Um regelmäßige private Förderer für Miet- und Anschaffungskosten zu finden, verbreiteten sie die Idee vom „Raum“ über ihre Kontaktkanäle – „und wir haben viele begeisterte Menschen gefunden“. So einen Begegnungsort zu haben, darauf hätten viele anscheinend nur gewartet. Ruck, zuck waren genug Unterstützer, vor allem Frauen, an Bord, um die monatlichen Fixkosten von rund 500 Euro gemeinsam zu tragen.

Für den rechtlichen Rahmen wurde ein Verein namens „Raum“ gegründet; den Vorsitz übernahmen Silvia Gauss und Martina Laute-Voßwinkel, die sich als Impulsgeberinnen verstehen – nicht als Macherinnen: „Der ,Raum' ist ein freier Raum, in dem sich weit mehr entwickelt als Handarbeiten und der durch die lebt, die ihn besuchen und die etwas anbieten“, sagt Silvia Gauss.
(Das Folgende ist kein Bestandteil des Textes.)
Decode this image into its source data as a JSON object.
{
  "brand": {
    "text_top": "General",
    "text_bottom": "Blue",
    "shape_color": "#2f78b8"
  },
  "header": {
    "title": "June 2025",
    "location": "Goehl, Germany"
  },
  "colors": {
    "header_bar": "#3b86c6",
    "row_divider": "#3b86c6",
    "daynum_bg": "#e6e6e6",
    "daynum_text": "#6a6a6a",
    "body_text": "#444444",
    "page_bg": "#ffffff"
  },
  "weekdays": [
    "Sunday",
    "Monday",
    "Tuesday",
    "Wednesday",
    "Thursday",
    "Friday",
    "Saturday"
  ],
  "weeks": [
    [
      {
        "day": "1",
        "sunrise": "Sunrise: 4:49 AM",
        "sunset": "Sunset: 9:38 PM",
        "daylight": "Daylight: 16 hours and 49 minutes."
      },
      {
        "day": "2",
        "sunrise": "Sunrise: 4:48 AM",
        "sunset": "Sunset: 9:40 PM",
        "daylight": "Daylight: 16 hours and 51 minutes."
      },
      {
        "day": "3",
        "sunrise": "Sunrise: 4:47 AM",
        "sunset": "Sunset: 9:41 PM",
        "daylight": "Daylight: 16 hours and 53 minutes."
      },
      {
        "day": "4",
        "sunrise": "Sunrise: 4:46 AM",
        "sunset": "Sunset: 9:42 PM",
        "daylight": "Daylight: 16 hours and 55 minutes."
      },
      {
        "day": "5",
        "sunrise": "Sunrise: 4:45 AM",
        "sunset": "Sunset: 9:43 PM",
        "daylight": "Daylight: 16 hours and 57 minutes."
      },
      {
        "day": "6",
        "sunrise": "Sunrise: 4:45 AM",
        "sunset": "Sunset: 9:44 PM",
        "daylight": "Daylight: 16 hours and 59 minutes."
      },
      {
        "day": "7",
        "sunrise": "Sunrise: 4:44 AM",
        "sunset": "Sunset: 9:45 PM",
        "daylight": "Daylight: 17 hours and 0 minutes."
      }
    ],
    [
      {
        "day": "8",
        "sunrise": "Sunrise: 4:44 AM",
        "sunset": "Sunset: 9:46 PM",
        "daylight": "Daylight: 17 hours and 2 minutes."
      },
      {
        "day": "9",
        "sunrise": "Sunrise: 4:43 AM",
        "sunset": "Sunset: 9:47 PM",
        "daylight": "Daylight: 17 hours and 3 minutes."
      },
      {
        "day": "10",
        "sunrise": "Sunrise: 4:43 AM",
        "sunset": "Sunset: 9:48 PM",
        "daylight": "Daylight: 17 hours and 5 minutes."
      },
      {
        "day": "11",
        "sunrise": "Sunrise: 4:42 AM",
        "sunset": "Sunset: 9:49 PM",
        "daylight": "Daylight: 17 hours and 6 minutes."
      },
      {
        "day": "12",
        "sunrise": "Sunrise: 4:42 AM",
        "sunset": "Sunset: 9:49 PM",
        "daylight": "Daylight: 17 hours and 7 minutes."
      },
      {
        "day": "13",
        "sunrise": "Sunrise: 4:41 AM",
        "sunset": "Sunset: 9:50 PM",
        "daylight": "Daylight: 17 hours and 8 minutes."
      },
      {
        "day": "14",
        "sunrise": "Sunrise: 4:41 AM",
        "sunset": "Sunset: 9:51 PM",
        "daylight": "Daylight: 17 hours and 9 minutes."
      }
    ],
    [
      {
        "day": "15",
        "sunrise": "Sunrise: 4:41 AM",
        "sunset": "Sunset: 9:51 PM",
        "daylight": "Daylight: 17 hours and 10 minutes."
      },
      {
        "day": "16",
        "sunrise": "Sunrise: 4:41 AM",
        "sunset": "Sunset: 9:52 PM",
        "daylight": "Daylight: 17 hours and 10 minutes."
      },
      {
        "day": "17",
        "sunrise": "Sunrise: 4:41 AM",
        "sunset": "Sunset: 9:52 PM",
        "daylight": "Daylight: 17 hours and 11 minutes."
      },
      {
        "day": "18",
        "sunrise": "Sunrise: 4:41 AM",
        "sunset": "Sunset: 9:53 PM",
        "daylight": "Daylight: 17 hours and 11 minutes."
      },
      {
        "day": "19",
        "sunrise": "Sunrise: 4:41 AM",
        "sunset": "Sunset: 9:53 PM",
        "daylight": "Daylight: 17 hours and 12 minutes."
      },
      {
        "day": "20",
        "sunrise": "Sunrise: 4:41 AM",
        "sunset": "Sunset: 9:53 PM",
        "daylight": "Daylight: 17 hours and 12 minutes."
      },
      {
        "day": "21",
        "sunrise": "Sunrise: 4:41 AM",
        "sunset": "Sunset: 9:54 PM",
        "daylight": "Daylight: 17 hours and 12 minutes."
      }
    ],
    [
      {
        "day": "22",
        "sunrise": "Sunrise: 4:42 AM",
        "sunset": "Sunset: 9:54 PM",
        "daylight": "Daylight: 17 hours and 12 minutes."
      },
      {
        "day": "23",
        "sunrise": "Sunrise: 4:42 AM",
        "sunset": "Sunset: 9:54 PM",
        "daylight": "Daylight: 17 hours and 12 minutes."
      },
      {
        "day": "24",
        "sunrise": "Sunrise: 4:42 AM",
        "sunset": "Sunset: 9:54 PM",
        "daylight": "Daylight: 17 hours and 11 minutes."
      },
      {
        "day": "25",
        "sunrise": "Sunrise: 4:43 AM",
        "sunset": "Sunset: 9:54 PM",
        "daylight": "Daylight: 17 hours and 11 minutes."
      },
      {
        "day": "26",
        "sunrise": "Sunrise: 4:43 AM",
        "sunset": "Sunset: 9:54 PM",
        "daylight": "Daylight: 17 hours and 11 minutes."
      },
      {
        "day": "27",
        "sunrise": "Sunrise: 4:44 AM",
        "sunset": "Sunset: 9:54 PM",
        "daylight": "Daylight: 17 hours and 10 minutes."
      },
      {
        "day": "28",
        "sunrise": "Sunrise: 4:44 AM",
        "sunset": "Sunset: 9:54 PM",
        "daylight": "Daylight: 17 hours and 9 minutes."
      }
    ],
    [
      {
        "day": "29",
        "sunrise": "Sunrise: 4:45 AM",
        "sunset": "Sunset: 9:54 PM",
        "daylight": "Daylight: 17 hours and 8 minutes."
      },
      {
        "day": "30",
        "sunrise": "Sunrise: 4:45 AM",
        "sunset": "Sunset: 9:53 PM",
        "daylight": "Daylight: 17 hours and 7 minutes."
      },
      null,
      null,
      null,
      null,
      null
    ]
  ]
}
Für sie und Martina Laute-Voßwinkel „wäre es das Schönste, wenn möglichst viele Menschen den Raum mit ihren Gedanken und Ideen nutzen“. Ausschlusskriterien gibt es nur wenige: Geschlossene sowie parteipolitische Veranstaltungen sind nicht erlaubt, lärmintensive Aktionen nur in Ausnahmefällen. Jeder im „Raum“ fasst mit an und übernimmt die Verantwortung für sein Tun. Transparenz, Vertrauen und Toleranz sind tragende Pfeiler des „Raum“-Klimas, Eigeninitiative der Grundgedanke: „Einfach mal selber machen, nicht immer nur sagen: Wir brauchen jetzt dies und das.“

Diese Eigenverantwortlichkeit erlebt Silvia Gauss als Freiheit: „Wir brauchen keine Zuschüsse, wir müssen niemandem Rechenschaft ablegen.“ Auch den Antrag auf Gemeinnützigkeit des Vereins zogen die Vorsitzenden ganz schnell zurück: „Das Korsett an Auflagen und Voraussetzungen war gewaltig.“

Fester Termin im „Raum“ ist jeden Donnerstag von 19 bis 21.30 Uhr das offene Handarbeitstreffen: Stricken, häkeln und stopfen in geselliger und gesprächiger Runde. Wer Lust hat, kommt dazu. So einfach ist das. Der Wochen- und Monatskalender füllt sich immer mehr: Holzlöffelschnitzen und Bildergeschichten für Kinder sind im Angebot, ein Engelseminar läuft gerade, ein Workshop „Fahnen für Mutter Erde“ demnächst im Oktober. Dann gibt's auch den „Natronpowerworkshop“: Haushaltsreiniger und Naturkosmetik selbstgemacht. Tauschmärkte, Frauenfrühstücks und Nähtage runden den Plan ab.

Kein Problem war die Ausstattung des „Raums“ mit Sitzmöbeln, Regalen und Geschirr – jede brachte etwas mit: „Bis auf den Wasserkocher ist alles gebraucht“, erinnert sich Martina Laute-Voßwinkel. Die Arbeitsaufteilung lief und läuft entspannt, auch jetzt beim Einweihungsfest: Rund 80 Gäste unterhielten sich beim selbstgemachten Programm mit Kuchen, Musik und Kunst bestens.

Es ist eben, so betont Silvia Gauss, „ganz viel Leichtigkeit dabei“. Der „Raum“ ist zur Entspannung da – „anstrengend sind ja genug andere Sachen im Alltag“.